Der Bürger zahlt die Rechnung
Die Stadt Winterthur regiert an den Bedürfnissen der Bevölkerung vorbei.

Nur ein einziges Mal hat ein Auto mit einer Zürcher Nummer an einer der Säulen Strom bezogen. Bild: Stadt Winterthur
Der aufmerksame Leser dieser Kolumne wird sich womöglich daran erinnern. Vor rund 1,5 Jahren habe ich an dieser Stelle berichtet, dass die Stadt Winterthur unter die Tankstellenbetreiber geht. Genauer gesagt wollte sie Ladestationen für Elektrofahrzeuge in den Quartieren betreiben. Nach einem Jahr Vorlauf sind die ersten drei Stationen letzten November in Betrieb gegangen. Dass der Staat als Unternehmer in diesem Bereich tätig wird, hat bei mir grosse Fragen aufgeworfen. Es ist darum Zeit für ein Zwischenfazit. Als Anwohner glaube ich, die Nutzung zumindest an einem der Standorte beurteilen zu können. Eine wasserdichte Statistik zur Nutzungsfrequenz kann ich nicht präsentieren. Das ist auch nicht nötig, denn die beiden Parkfelder sind – Überraschung – meist leer. Genau drei Mal habe ich im letzten halben Jahr ein Auto auf einem der Felder parkiert gesehen. Jemand hat im Schnee nicht erkannt, dass es sich um eine Ladestation handelt. Ein anderes Mal hat ein ausserkantonaler Nutzer sein Auto aufgeladen. Nur ein einziges Mal hat ein Auto mit einer Zürcher Nummer an einer der Säulen Strom bezogen. Regelmässige Nutzer sind also nicht in Sicht. Bis heute scheint auch niemand aus dem Quartier aufgrund dieser Säulen ein Elektroauto gekauft zu haben, wie es sich die Stadt in ihren linksgrünen Träumen ausgemalt hat.

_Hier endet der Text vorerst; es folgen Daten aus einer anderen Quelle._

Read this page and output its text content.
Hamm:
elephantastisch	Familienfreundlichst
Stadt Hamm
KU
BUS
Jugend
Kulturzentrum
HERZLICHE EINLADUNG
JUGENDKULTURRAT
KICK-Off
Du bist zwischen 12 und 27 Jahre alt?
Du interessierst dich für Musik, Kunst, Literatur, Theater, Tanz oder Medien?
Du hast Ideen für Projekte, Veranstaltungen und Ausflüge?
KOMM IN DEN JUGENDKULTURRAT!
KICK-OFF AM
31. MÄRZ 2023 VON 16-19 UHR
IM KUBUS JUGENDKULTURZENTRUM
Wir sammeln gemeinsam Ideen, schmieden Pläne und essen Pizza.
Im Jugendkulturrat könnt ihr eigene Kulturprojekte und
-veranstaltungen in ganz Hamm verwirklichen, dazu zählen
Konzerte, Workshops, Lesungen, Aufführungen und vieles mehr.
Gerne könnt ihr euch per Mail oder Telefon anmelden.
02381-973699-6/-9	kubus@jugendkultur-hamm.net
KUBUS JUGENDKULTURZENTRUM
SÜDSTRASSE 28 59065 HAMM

Die Testphase bis Herbst 2026
Die Testphase läuft zwar noch bis Oktober 2026. Es zeichnet sich schon heute ab, dass der Bürger diese saftige Rechnung bezahlen wird. Auf dieser Rechnung stehen nicht nur die Installationskosten von 30 000 Franken pro Säule, sondern auch die ganze teure Verwaltungsarbeit dahinter. Dazu gehört die Durchführung von Umfragen in den Quartieren, Erstellung einer Website, Versenden von Briefen an die Quartierbevölkerung oder das Schreiben von Medienmitteilungen. Dabei ist die Untersuchung, die nach Ablauf der Testphase den Erfolg dieser Massnahme preisen wird, noch gar nicht eingerechnet. An diesem Beispiel zeigt sich wunderschön, wie in der Stadt an den Bedürfnissen der Bevölkerung vorbeiregiert wird. Wenn man etwas nicht aus der eigenen Tasche bezahlen muss, steckt man in solche Projekte mehr Ressourcen als nötig hinein. Beim linksgrünen Unternehmertum gehen nicht die Unternehmer selbst ins Risiko. Das Hauptrisiko trägt der Staat und damit der Steuerzahler.
Neue Ideen gehen nicht aus
An Ideen für neue «Unternehmen » mangelt es der linksgrünen Mehrheit in unserer Stadt nicht. Die Kreislaufwirtschaft lässt grüssen. Es ist zumindest ein kleiner Trost, dass ein Stadtparlamentarier der SP, notabene selbst ein privater Unternehmer, mit seiner Vorstellung eines Netzes von 100 Ladesäulen nicht durchgedrungen ist. Es ist bezeichnend, dass jemand mit unternehmerischer Erfahrung dieses Projekt nicht selbst auf eigene Rechnung anpackt.